In first grade we had to decide what we wanted to be when we grew up. We had a career parade and dressed up as the occupation we picked. I was a crossing guard.
Now, as a junior in high school, that question has again become pertinent. However, I no longer want to be a crossing guard.
Now when I am asked what I want my profession to be I take a deep breath and say something like this:
I just want to write all day, everyday. I was to wake up in the morning, pet one of my twelve cats, drink a cup of coffee and sit down at a desk, still in my pjs. I want to disappear into a world that I’ve created with people I’ve thought up. I want to go on a magnificent adventure all from the comfort of my home. I want a regular workday to consist of battling dragons, sewing together plot holes, and coming up with clever one-liners. In other words, when I grow up I want to be an author.
But you can’t just say those things, apparently. Every time I have I’ve gotten “the look”.
The look that says “You know you are going to be living out of a cardboard box, right?” or “Sure, you say that…but you know you’ll never be successful enough to live off writing.” Or even “So you ARE crazy!”
Whatever they mean by it, when my friends give me this look I get a sick feeling in my stomach.

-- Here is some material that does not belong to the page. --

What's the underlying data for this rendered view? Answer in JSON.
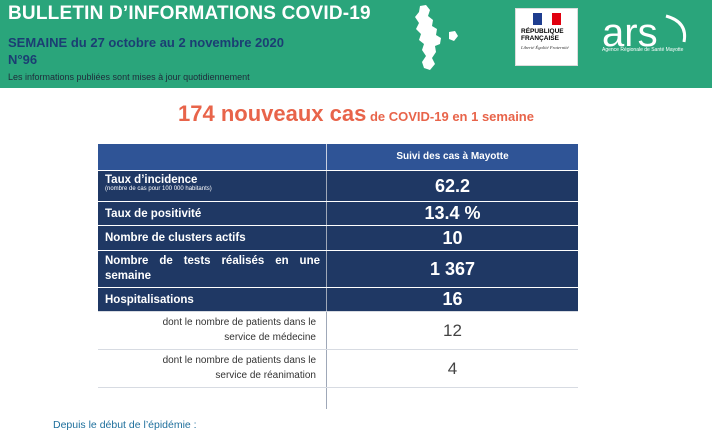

There’s not a lot of support for wannabe writers out there.
So I’m taking a stand. In the past I had been self-conscious about saying I wanted to be a novelist. Well, I, not going to be anymore. I love writing. It’s something I’m passionate about. I want to wake up every morning and do something that fills my life with joy, even if I don’t make a lot of money doing it.
And not only am I going to be proud and vocal about my dreams and ambitions, I plan to achieve them. My goal is to get one of the stories I’ve written published before I graduate high school.
So give me “the look” all you want, but don’t expect to be in the acknowledgments of my novel.